Texto elaborado para a exposição Laberinto de Miradas (2009)
Em pleno centro da cidade de São Paulo, incrustados em uma área que reúne, ao mesmo tempo, prédios históricos e áreas extremamente degradadas, estão os edifícios vizinhos Mercúrio e São Vito. A região, que no começo do século XX chegou a ser uma das áreas nobres da cidade, hoje é pouco habitada e tem um considerável índice de criminalidade. Erguidos em 1959, os dois prédios totalizam uma área de 9 mil metros quadrados, com 768 unidades habitacionais.
Durante 40 anos, os prédios serviram de moradia para trabalhadores da região central, que optaram por morar perto de seus empregos, reduzindo assim custos e tempo de deslocamento. O processo de deterioração da região, que teve seu ápice entre as décadas de 80 e 90, não poupou os edifícios, que passaram por um visível processo de degradação.
Em 2004, a Prefeitura de São Paulo promoveu a desocupação do São Vito, cadastrando proprietários e inquilinos com a promessa da recuperação e reforma do prédio popularmente conhecido como Treme-Treme.
Com a mudança na gestão municipal, o projeto de reforma foi abandonado, e passou então a ganhar força a proposta de demolição dos prédios para posterior ampliação e revitalização do parque vizinho.
A implosão do São Vito e do Mercúrio é questionada por técnicos, urbanistas e entidades ligadas ao tema da habitação, tanto por colocar em risco a estrutura do Mercado Municipal, prédio tombado pelo patrimônio e situado em frente aos edifícios, quanto pela destruição de vagas de moradia. Apesar das críticas, no final de 2008, foi iniciado o processo de desocupação do Mercúrio.

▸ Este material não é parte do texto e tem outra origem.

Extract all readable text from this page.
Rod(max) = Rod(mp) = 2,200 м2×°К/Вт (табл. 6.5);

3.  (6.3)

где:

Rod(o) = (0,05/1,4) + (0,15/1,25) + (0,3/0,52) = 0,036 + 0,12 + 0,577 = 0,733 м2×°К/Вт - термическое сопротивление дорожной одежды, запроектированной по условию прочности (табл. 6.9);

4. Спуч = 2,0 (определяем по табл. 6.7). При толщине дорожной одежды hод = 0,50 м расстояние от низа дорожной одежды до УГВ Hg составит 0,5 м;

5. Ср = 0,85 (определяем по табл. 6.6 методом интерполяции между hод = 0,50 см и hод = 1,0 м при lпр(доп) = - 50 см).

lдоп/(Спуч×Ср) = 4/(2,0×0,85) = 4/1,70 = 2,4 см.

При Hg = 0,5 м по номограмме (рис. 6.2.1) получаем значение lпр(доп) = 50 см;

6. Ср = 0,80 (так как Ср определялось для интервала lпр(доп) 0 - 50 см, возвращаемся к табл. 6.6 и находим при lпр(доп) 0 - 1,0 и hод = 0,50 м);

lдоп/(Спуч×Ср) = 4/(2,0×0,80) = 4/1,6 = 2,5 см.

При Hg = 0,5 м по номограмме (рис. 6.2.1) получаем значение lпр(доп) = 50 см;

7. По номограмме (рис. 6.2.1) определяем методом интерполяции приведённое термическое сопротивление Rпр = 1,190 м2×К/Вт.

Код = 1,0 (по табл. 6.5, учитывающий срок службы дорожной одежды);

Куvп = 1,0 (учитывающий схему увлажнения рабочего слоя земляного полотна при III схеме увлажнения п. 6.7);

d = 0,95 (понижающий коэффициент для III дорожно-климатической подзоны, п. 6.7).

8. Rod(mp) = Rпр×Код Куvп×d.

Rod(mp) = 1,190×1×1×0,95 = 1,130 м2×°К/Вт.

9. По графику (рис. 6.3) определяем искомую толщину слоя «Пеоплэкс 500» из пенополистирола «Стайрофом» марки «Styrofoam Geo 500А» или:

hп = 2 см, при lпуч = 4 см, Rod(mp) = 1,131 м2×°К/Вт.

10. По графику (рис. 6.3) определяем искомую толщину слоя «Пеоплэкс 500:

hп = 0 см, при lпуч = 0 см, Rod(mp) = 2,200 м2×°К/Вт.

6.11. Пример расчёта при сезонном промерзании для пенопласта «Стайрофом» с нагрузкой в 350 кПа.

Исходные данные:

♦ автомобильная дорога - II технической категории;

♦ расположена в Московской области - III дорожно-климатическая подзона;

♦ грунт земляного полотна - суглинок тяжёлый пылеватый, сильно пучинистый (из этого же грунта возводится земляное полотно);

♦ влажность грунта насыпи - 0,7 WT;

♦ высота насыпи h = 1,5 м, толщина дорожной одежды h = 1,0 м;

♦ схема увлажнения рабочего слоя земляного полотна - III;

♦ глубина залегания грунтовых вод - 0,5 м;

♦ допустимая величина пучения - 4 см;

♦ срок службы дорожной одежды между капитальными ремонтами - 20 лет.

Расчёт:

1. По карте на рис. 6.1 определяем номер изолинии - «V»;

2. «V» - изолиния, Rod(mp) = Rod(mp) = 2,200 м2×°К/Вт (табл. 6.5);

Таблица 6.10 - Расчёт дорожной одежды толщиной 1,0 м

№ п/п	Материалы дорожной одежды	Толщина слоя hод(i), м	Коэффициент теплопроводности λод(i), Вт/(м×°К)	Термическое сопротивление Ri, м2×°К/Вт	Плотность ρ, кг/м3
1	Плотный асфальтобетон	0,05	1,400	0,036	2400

No dia 01 de dezembro de 2008, aproximadamente 50 guardas civis metropolitanos subiram os 24 andares do edifício colando ordens de despejo em cada um dos 6 apartamentos que compõem cada andar. Assistentes sociais informavam os moradores de que eles tinham duas semanas para deixar os apartamentos. Caso desobedecessem, teriam seus pertences colocados na rua.

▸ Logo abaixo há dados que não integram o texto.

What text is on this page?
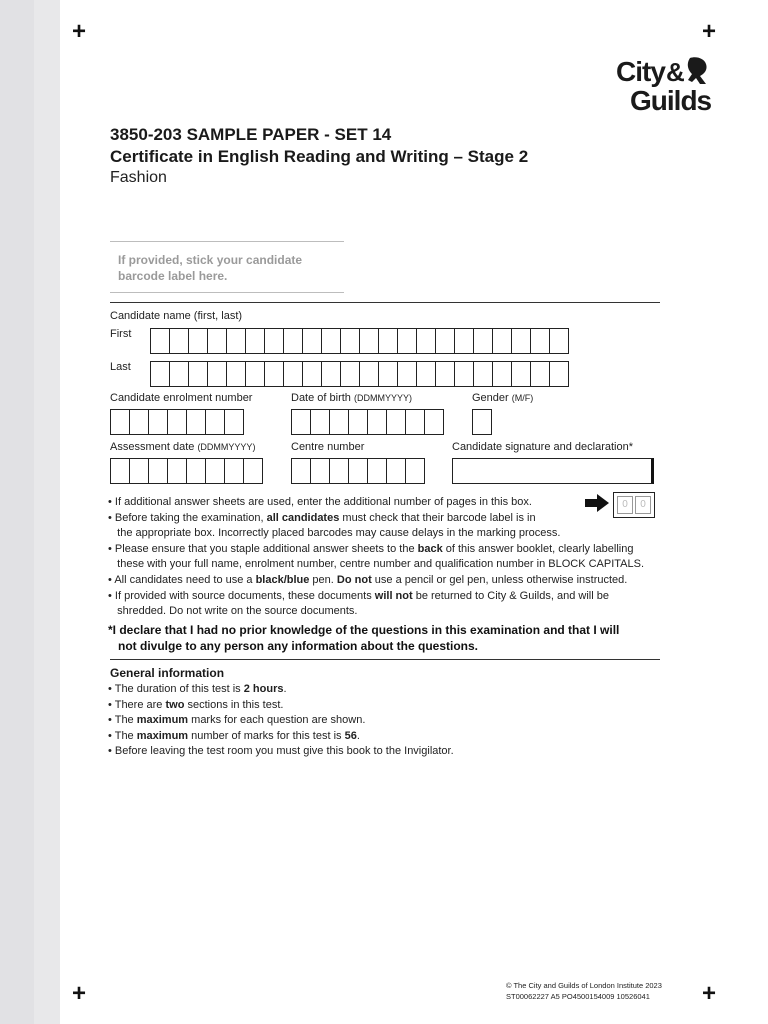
+	+
+	+
City &
Guilds
3850-203 SAMPLE PAPER - SET 14
Certificate in English Reading and Writing – Stage 2
Fashion
If provided, stick your candidate barcode label here.
Candidate name (first, last)
First
Last
Candidate enrolment number	Date of birth (DDMMYYYY)	Gender (M/F)
Assessment date (DDMMYYYY)	Centre number	Candidate signature and declaration*

• If additional answer sheets are used, enter the additional number of pages in this box.

• Before taking the examination, all candidates must check that their barcode label is in

the appropriate box. Incorrectly placed barcodes may cause delays in the marking process.

• Please ensure that you staple additional answer sheets to the back of this answer booklet, clearly labelling

these with your full name, enrolment number, centre number and qualification number in BLOCK CAPITALS.

• All candidates need to use a black/blue pen. Do not use a pencil or gel pen, unless otherwise instructed.

• If provided with source documents, these documents will not be returned to City & Guilds, and will be

shredded. Do not write on the source documents.

0	0

*I declare that I had no prior knowledge of the questions in this examination and that I will

not divulge to any person any information about the questions.

General information

• The duration of this test is 2 hours.

• There are two sections in this test.

• The maximum marks for each question are shown.

• The maximum number of marks for this test is 56.

• Before leaving the test room you must give this book to the Invigilator.

© The City and Guilds of London Institute 2023

ST00062227 A5 PO4500154009 10526041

Foi em meio a esse clima de tensão e expectativa que conhecemos um pouco das 34 famílias que ficaram no edifício após o prazo dado pela prefeitura.
Dona Selma, Cláudia, Maria, Lili, Joyce e tantos outros (a maioria mulheres) foram contando as suas histórias, muitas delas vividas dentro do edifício. Deram, assim, a sua perspectiva de moradia, questionando enfim a destruição de quase 800 apartamentos em uma cidade marcada por um imenso déficit habitacional.
A resistência, porém, não durou muito. Menos de dois meses após o prazo estipulado pela prefeitura, na manhã de 11/02, as famílias amanheceram novamente com a presença da polícia e, no espaço de 12 horas, o prédio foi desocupado e totalmente lacrado.
Algumas famílias conseguiram alugar apartamentos às pressas; outras estão em casas de amigos e parentes. Já os 144 apartamentos do Mercúrio começam a trilhar o mesmo caminho das 624 unidades do São Vito: mobílias que não puderam ser transportadas, objetos que se perderam pelo chão, lembranças deixadas pra trás do que um dia já foi mais vivo.